The Parliamentary Assembly of the Council of Europe, PACE, has begun its discussion of a draft report on Kosovo that points to poor respect for the rule of law as one of the main problems facing Kosovo.
The report, which was prepared by the CoE rapporteur for the political affairs committee, Bjorn Von Sydow, also stresses that the focus of the Council of Europe in Kosovo should be on standards, rather than status.
Many issues are tackled in Sydow’s report, which will be discussed and voted on today in Strasbourg, ranging from the rule of law and police to displaced people, property rights, and media.

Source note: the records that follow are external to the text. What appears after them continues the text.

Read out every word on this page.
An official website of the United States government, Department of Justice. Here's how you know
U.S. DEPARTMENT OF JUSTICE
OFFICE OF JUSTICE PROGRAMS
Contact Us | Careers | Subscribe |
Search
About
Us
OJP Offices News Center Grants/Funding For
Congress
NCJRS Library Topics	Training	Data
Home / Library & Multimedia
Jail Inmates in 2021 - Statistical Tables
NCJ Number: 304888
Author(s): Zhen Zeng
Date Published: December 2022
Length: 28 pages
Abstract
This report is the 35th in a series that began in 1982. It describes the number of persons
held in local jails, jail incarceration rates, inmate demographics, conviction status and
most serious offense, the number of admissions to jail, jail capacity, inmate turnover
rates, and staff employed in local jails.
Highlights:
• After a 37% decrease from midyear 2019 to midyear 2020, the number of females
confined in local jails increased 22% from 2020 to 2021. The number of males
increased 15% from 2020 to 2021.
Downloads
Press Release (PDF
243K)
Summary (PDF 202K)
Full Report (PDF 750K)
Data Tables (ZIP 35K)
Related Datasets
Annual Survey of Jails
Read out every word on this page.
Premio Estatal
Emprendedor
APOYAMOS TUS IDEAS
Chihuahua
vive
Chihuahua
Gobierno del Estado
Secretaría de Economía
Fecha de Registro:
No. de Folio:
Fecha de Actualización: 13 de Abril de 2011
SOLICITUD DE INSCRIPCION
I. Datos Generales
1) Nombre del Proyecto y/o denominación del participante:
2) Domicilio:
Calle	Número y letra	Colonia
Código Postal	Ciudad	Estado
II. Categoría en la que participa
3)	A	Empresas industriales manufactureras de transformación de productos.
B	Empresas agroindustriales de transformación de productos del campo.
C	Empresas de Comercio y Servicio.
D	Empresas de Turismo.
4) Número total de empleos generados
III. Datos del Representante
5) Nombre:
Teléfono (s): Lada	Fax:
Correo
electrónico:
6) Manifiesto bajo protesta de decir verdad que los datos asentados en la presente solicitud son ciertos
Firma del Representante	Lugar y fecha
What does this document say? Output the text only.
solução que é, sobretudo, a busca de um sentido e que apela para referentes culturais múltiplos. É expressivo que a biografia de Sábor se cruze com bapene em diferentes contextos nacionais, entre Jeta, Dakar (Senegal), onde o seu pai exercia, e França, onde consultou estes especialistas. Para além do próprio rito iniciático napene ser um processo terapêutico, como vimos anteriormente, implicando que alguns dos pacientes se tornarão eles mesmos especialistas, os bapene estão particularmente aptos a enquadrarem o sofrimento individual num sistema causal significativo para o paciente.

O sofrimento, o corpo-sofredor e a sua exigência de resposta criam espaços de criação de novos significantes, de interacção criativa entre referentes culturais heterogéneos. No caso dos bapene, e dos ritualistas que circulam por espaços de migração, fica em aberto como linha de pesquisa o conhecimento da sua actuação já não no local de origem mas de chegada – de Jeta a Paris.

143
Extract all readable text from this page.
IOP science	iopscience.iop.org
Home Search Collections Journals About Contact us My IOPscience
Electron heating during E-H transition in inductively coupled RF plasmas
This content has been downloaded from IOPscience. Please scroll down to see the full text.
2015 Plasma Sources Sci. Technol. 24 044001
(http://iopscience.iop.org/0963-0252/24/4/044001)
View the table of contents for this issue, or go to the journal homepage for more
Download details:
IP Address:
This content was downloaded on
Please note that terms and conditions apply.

The assembly, the report notes, should call on the EU rule-of-law mission, EULEX, the UN mission in Kosovo, UNMIK, and Kosovo’s government to take concrete action to address the poor respect for the rule of law in Kosovo, which “affects the everyday lives of all persons in Kosovo, irrespective of the community they belong to, undermines their trust in the political system and the prospects of economic development”.
Actions recommended involve taking public stances to condemn corruption including in the political system and introducing without further delay comprehensive legislation on procurement which addresses the present legal and practical weaknesses.
The assembly also encourages the European Union to continue its policy of diversity on status and unity on engagement. 33 out of 47 member states in the Council of Europe have recognised Kosovo.
The EU is asked to strengthen its EULEX mission by improving its public image in Kosovo through a more developed and inclusive communication policy, and reinforcing its presence and role in the north of Kosovo.
The resolution also calls on the authorities in Pristina and Belgrade to find a “constructive and pragmatic attitude” in order to solve practical problems affecting Kosovo Serbs and other minority communities in or from Kosovo, including issues surrounding identity documents, energy supply, property rights, and dialogue and reconciliation between groups.
Kosovo government spokesperson Memli Krasniqi told Balkan Insight that PACE is a respected institution and has drafted a well-meaning resolution on Kosovo.
“As for the priorities set out in this resolution, the majority of them are already a priority for Kosovo’s government,” Krasniqi said. “These are the main areas that the government and many of its institutions are working on, such as fighting corruption, improving rule of law and particularly reforms in procurement legislation.”
On Monday Croatian President Ivo Josipovic addressed the assembly for the first time in his new post, and outlined the progress his country has made in protecting and promoting human rights and fighting organised crime and corruption. Montenegrin Prime Minister Milo Djukanovic will address the assembly today, while Macedonian President Gjorgje Ivanov is set to speak before the assembly on June 24.